In the Bible, the festival has three names:
- Chag Shavuot [Festival of Weeks] (Exodus 34:22) because it comes precisely 7 weeks (49 days) after Passover
- Chag K’tzir [Festival of Reaping] (Exodus 23:16) because it aligns with the barley harvest in Israel
- Yom HaBikkurim [Day of the First Fruits] (Numbers 28:26) because this was the festival at which farmers would bring the first fruits from their fields to offer in the Temple.
THIS YEAR Shavuot begins at sundown on June 11 in 2016.
OBSERVANCE TODAY Today we observe Shavuot in a number of ways:
- Counting the Omer – Ever since Passover, we’ve been counting UP to Shavuot, building the anticipation for the holiday. Every night observant Jews say a blessing and announce the “count” of the day. We complete the count on the night before Shavuot.

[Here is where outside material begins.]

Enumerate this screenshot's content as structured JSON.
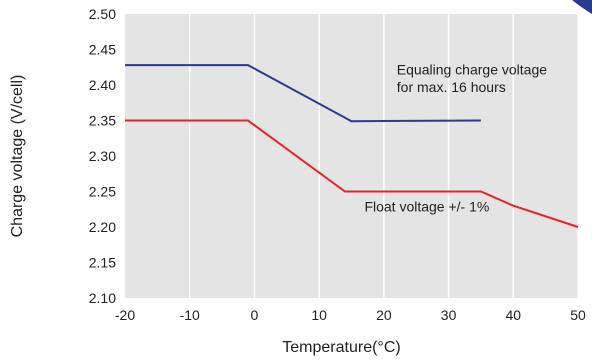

- Tikkun Leil Shavuot – How better to celebrate the giving of Torah than to sit up all night and study it? Many Jews gather to study the night of Shavuot.
- Dairy Foods – It’s traditional to eat dairy meals on Shavuot, since if the law is newly given, there’s not yet time for meat to be kosher.
- In the Synagogue – We read from the Torah, we recite Hallel (a service of praise) and we have a special Yizkor (mourning) service. For service times, check synagogue websites or call ahead before the holiday begins.
- The Book of Ruth is the megillah (scroll) read and studied on Shavuot.
- Many conversions to Judaism are scheduled for the time around Shavuot, because of the connection with receiving the Torah and the Book of Ruth.
10 thoughts on “What is Shavuot?”
My favorite Jewish holiday, Rabbi, made all the richer by this lovely post. Thank you.
Thank you, Cindy! I wish you a sweet Shavuot this year! Only a few days to go!